Schleuser machen ihr Geschäft
Wir nehmen einen Augenschein in Assos, einem kleinen Dorf direkt gegenüber der Nordküste der Insel Lesbos, rund 250 Kilometer nördlich von Izmir. Assos hat den Ruf, die zurzeit wichtigste Ablegestelle für klandestine Migranten und Flüchtlinge an der gesamten türkischen Ägäisküste zu sein. Das Schleuserwesen ist in den letzten Monaten zu einem äusserst lukrativen Geschäft geworden.
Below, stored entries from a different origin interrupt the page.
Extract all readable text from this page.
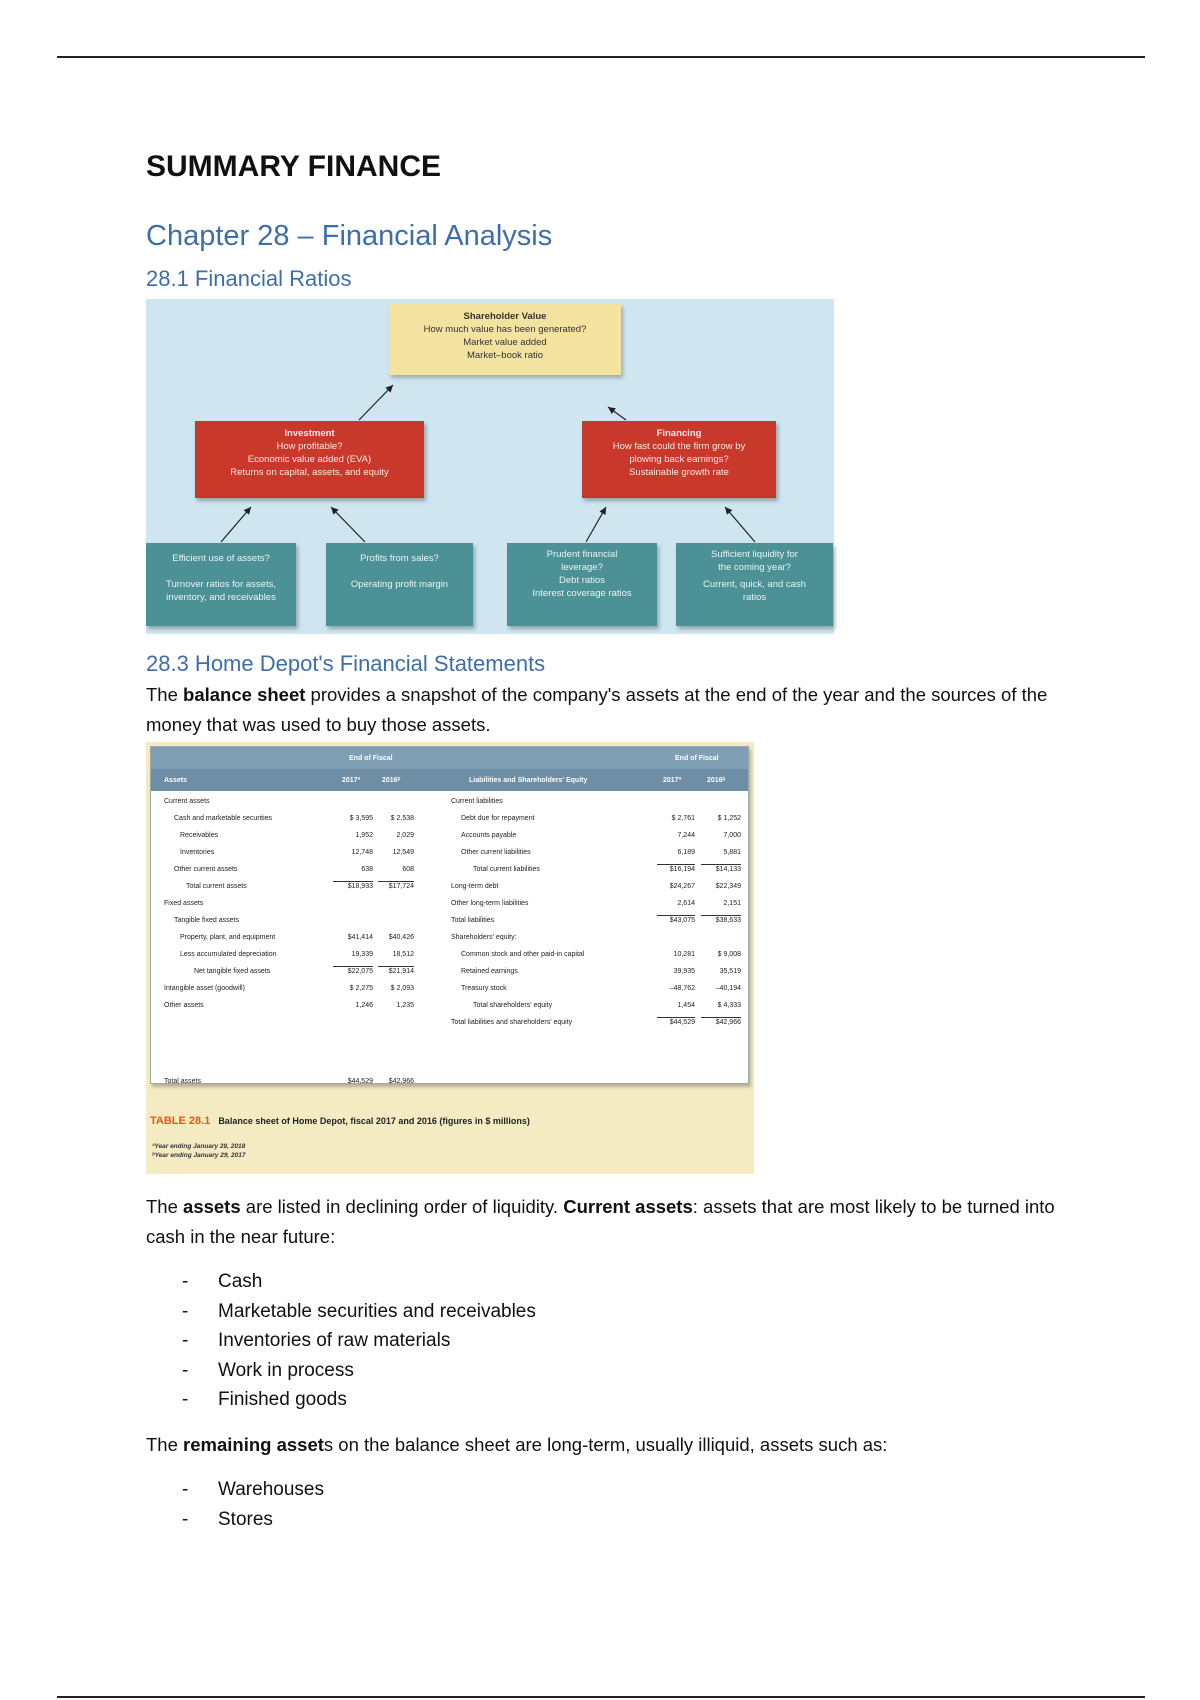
SUMMARY FINANCE
Chapter 28 – Financial Analysis
28.1 Financial Ratios
Shareholder Value
How much value has been generated?
Market value added
Market–book ratio
Investment
How profitable?
Economic value added (EVA)
Returns on capital, assets, and equity
Financing
How fast could the firm grow by
plowing back earnings?
Sustainable growth rate
Efficient use of assets?
Turnover ratios for assets,
inventory, and receivables
Profits from sales?
Operating profit margin
Prudent financial
leverage?
Debt ratios
Interest coverage ratios
Sufficient liquidity for
the coming year?
Current, quick, and cash
ratios
28.3 Home Depot's Financial Statements

The balance sheet provides a snapshot of the company's assets at the end of the year and the sources of the money that was used to buy those assets.

End of Fiscal	End of Fiscal
Assets	2017ª	2016ᵇ	Liabilities and Shareholders' Equity	2017ª	2016ᵇ
Current assets
Cash and marketable securities	$ 3,595	$ 2,538
Receivables	1,952	2,029
Inventories	12,748	12,549
Other current assets	638	608
Total current assets	$18,933	$17,724
Fixed assets
Tangible fixed assets
Property, plant, and equipment	$41,414	$40,426
Less accumulated depreciation	19,339	18,512
Net tangible fixed assets	$22,075	$21,914
Intangible asset (goodwill)	$ 2,275	$ 2,093
Other assets	1,246	1,235
Current liabilities
Debt due for repayment	$ 2,761	$ 1,252
Accounts payable	7,244	7,000
Other current liabilities	6,189	5,881
Total current liabilities	$16,194	$14,133
Long-term debt	$24,267	$22,349
Other long-term liabilities	2,614	2,151
Total liabilities	$43,075	$38,633
Shareholders' equity:
Common stock and other paid-in capital	10,281	$ 9,008
Retained earnings	39,935	35,519
Treasury stock	–48,762	–40,194
Total shareholders' equity	1,454	$ 4,333
Total liabilities and shareholders' equity	$44,529	$42,966
Total assets	$44,529	$42,966
TABLE 28.1 Balance sheet of Home Depot, fiscal 2017 and 2016 (figures in $ millions)
ªYear ending January 28, 2018
ᵇYear ending January 29, 2017

The assets are listed in declining order of liquidity. Current assets: assets that are most likely to be turned into cash in the near future:

- Cash
- Marketable securities and receivables
- Inventories of raw materials
- Work in process
- Finished goods

The remaining assets on the balance sheet are long-term, usually illiquid, assets such as:

- Warehouses
- Stores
Kenner der Verhältnisse sprechen von einem Umsatz von rund einer Million Euro pro Tag.
In Assos sind weder Journalisten noch Hilfswerke zu sehen. Liegt es daran, dass sich Medien nur in beschränktem Umfang für das Schlepperwesen interessieren? Oder ist es tatsächlich heikel, an solchen Orten zu recherchieren, wie türkische Journalisten warnen?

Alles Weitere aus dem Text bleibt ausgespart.